Shirky is correct that in a high-bandwidth environment, people will not want to hold excess processing power and capacity. However, the solution will be for them not to carry excess capacity in the first place.

If the bandwidth is sufficient, then I can sign up with Don Britton's outsourcing service, let him have my hard drive, and keep only enough processing power to operate a keyboard and a screen. Once I am indifferent to where the processing and storage are located, I will stop buying local processing power and storage, and the excess capacity in PC's will go away.

My bet is that the P2P concept is a mirage. The computing capacity to make it work only exists because we do not have the bandwidth to rely on client-server computing. However, that lack of bandwidth also implies that P2P is not ready for prime time as a tool for businesses to embrace for sharing files and distributing applications over multiple processors.
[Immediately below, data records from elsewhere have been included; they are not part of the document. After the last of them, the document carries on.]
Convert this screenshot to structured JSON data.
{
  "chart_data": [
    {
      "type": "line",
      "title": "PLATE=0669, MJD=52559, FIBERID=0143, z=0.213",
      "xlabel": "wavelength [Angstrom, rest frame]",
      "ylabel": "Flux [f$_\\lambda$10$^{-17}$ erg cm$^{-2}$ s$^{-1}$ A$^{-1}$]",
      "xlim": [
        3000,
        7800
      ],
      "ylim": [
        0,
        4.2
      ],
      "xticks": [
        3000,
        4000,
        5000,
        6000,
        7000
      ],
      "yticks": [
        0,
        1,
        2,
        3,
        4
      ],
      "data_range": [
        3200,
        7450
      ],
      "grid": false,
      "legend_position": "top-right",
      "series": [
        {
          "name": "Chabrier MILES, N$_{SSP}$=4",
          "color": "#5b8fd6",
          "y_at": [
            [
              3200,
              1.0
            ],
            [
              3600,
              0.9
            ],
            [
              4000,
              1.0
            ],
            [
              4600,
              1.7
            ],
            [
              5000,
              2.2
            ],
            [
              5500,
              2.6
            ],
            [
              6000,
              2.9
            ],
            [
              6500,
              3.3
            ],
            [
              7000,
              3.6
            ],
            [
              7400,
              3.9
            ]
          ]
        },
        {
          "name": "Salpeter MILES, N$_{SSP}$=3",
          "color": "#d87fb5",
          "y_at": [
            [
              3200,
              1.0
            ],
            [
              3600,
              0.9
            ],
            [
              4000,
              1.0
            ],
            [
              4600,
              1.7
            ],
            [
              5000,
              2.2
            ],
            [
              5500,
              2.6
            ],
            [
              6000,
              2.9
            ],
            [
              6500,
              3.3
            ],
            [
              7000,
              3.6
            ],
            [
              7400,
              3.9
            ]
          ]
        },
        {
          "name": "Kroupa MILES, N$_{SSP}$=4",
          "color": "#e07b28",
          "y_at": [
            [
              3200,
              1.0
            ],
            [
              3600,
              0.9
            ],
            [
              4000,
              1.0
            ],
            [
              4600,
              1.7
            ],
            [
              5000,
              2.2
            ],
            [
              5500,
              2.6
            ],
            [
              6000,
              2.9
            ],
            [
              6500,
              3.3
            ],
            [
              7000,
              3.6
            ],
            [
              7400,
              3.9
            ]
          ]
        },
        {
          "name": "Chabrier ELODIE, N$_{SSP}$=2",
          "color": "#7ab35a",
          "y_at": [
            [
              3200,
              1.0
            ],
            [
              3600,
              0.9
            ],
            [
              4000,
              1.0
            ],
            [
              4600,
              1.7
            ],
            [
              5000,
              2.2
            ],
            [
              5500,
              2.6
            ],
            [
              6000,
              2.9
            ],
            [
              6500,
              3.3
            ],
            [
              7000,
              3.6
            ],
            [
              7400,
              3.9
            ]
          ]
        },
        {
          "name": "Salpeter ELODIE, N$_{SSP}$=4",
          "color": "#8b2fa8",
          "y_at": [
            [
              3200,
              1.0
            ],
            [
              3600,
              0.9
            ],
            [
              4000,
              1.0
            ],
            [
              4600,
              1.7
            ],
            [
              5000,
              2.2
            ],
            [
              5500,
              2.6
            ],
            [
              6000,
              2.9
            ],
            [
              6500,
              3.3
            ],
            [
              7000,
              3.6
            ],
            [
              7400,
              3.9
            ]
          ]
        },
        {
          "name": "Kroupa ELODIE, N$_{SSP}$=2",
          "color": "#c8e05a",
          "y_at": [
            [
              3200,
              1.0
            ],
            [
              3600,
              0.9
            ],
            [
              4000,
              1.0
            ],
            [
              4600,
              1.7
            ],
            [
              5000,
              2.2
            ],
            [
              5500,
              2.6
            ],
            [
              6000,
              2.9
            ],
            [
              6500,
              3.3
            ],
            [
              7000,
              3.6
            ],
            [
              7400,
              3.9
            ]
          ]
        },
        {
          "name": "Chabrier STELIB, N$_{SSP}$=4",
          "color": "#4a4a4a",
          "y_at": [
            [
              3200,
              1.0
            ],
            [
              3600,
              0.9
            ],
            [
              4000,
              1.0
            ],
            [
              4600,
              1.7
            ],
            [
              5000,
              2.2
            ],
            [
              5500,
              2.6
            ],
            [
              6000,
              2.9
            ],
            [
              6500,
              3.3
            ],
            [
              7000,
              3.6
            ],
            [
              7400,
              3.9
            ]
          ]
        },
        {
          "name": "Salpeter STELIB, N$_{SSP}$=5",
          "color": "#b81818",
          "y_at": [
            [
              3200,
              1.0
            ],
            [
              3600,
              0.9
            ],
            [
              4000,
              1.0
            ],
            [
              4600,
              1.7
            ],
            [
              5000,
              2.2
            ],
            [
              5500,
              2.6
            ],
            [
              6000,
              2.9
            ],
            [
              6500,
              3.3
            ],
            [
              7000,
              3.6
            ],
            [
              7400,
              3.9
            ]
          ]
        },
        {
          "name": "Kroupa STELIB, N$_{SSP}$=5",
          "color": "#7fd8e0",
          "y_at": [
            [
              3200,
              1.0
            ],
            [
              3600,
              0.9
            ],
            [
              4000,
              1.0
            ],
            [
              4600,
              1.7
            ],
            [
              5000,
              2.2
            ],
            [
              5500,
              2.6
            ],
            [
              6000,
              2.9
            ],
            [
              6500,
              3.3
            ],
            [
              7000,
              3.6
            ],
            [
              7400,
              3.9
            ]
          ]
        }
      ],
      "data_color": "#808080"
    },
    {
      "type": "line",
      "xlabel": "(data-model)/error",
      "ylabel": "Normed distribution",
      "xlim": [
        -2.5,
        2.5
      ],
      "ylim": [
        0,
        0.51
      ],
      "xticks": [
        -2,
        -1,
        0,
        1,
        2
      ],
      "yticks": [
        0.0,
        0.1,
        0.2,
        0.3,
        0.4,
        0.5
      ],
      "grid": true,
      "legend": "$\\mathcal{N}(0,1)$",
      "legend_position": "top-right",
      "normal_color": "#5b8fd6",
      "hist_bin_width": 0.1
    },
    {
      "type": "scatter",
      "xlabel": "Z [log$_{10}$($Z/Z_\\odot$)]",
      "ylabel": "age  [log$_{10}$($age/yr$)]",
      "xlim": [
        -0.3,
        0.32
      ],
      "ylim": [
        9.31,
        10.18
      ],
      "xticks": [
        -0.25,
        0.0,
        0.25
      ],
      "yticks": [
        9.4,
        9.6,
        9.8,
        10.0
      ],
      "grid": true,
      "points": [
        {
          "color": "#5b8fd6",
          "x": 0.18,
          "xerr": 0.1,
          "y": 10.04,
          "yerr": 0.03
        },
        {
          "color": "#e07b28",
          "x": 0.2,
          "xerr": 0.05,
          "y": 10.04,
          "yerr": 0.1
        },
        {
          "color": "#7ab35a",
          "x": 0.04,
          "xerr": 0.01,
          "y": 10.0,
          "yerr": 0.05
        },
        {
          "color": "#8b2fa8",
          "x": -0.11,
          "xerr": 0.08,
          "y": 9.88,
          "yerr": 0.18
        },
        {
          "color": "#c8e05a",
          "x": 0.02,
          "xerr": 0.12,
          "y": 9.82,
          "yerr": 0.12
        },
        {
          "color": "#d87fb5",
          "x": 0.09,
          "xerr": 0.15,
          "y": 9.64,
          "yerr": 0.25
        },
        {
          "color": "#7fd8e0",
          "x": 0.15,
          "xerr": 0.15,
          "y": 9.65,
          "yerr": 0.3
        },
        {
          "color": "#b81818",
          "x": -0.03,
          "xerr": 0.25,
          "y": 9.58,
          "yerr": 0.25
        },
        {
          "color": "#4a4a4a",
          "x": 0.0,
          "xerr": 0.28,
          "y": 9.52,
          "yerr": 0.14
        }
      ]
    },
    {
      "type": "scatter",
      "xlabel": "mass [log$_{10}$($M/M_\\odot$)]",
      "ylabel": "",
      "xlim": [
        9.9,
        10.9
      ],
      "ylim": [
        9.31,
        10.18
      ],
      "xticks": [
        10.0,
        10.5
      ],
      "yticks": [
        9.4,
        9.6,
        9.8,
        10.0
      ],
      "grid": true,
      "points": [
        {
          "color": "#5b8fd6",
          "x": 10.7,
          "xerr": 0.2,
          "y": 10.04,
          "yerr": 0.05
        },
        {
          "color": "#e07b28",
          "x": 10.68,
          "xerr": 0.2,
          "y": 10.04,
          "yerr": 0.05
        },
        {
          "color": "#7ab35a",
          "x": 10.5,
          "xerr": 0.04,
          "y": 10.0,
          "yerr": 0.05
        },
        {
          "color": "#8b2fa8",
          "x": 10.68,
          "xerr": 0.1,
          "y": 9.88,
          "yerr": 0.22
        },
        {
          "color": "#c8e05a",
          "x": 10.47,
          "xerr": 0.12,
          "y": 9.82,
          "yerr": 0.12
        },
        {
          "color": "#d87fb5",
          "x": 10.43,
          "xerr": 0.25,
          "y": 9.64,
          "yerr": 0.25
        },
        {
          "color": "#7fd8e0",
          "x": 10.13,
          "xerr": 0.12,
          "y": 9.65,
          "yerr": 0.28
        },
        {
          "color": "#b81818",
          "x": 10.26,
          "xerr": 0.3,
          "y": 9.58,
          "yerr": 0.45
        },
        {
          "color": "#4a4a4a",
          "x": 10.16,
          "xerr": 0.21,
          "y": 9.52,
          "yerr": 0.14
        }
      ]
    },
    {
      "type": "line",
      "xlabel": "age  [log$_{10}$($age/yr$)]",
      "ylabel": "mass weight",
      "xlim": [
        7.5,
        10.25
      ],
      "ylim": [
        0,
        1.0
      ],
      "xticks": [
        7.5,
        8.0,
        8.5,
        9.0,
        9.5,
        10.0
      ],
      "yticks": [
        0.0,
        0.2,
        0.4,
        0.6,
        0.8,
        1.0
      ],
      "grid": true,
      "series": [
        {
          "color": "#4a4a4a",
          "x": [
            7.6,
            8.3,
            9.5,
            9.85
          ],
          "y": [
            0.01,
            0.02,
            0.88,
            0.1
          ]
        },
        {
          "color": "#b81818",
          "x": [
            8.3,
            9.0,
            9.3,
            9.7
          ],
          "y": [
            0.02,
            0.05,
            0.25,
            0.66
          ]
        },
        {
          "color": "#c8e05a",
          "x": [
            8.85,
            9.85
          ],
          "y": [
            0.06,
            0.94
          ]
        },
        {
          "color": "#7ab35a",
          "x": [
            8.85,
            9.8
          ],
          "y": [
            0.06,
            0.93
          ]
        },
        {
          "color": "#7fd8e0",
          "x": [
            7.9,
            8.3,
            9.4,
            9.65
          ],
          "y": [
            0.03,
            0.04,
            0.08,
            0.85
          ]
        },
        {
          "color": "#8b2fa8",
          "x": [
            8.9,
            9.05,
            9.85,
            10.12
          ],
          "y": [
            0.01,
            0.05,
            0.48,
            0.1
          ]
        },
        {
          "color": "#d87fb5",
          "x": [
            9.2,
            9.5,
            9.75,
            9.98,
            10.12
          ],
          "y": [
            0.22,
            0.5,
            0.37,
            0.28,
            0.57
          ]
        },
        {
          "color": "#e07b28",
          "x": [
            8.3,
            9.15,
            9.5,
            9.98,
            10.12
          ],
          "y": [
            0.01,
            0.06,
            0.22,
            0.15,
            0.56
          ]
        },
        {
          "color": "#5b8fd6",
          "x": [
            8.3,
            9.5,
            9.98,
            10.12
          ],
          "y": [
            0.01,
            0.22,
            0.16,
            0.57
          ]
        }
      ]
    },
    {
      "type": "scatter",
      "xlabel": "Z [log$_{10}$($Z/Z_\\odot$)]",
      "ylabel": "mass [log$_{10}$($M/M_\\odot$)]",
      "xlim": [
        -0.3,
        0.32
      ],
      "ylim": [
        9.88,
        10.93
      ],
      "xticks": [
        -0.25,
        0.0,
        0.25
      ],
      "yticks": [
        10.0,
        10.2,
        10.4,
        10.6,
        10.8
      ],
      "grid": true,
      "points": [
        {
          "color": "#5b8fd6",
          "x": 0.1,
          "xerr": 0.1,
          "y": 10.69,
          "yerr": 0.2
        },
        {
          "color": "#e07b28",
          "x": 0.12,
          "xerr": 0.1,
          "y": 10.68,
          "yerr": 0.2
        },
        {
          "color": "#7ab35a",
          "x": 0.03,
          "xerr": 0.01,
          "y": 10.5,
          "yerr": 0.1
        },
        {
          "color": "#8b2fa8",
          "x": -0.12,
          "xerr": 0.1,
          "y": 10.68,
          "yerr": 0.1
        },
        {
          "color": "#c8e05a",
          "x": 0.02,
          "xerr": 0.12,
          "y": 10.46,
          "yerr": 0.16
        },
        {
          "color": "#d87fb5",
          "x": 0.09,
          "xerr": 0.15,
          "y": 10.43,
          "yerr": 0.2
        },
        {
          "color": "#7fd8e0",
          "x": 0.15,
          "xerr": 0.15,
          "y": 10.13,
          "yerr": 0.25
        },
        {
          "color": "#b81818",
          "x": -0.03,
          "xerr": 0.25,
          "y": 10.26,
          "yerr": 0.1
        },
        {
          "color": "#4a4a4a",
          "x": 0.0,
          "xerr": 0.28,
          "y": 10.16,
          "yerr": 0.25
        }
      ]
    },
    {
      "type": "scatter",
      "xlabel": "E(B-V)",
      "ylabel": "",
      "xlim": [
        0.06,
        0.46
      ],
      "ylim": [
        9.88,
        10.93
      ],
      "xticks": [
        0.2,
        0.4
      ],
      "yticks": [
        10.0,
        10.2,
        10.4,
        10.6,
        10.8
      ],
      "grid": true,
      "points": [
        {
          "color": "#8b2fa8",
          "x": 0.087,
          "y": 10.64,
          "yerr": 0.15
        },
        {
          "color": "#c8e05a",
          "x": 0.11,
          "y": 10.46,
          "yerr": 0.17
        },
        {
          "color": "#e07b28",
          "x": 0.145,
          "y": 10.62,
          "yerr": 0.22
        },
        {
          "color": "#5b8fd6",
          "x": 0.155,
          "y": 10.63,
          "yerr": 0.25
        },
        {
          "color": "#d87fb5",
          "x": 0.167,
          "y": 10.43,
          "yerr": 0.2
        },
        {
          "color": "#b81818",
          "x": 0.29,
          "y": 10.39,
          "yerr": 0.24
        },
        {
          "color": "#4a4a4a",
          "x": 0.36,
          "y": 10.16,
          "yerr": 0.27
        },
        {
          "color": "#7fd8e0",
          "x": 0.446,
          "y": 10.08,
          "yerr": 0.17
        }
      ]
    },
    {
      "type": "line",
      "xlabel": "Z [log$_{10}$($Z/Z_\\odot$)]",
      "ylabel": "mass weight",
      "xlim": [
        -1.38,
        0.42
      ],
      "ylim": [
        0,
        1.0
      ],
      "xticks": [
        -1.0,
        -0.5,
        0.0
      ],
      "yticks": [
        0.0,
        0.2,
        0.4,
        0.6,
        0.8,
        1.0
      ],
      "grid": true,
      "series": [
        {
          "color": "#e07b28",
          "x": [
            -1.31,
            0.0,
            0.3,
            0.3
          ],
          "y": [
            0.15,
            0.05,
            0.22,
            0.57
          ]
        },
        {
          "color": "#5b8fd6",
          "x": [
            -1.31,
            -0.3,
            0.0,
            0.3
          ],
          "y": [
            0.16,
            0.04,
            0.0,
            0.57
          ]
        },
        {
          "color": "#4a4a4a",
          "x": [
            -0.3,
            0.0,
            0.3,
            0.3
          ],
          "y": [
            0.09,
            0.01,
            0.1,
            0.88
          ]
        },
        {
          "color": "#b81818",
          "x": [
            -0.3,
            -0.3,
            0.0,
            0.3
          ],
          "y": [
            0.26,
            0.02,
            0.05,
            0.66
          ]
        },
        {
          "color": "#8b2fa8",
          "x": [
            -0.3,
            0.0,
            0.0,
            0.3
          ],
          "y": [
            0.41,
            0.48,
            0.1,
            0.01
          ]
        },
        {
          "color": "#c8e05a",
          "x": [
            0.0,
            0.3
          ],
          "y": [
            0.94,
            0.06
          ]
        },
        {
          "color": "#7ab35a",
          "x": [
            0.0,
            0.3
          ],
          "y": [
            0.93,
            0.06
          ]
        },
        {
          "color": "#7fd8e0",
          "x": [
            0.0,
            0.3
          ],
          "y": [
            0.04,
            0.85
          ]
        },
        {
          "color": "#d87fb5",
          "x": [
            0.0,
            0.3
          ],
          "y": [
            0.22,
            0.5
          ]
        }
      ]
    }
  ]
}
Ultimately, the scarce resource is not processing power or storage. The scarce resource is human talent. The cost of chips is falling. The cost of network administrators is not. Data centers and the client-server model can economize on network administrators and on software development to support them.

Someday, we will have enough bandwidth to facilitate powerful applications of P2P computing. At that point, precisely because we are indifferent about the physical location of computer resources, P2P will no longer have any marginal benefit. The conditions that are necessary to enable P2P to achieve its potential also will be sufficient to make it obsolete.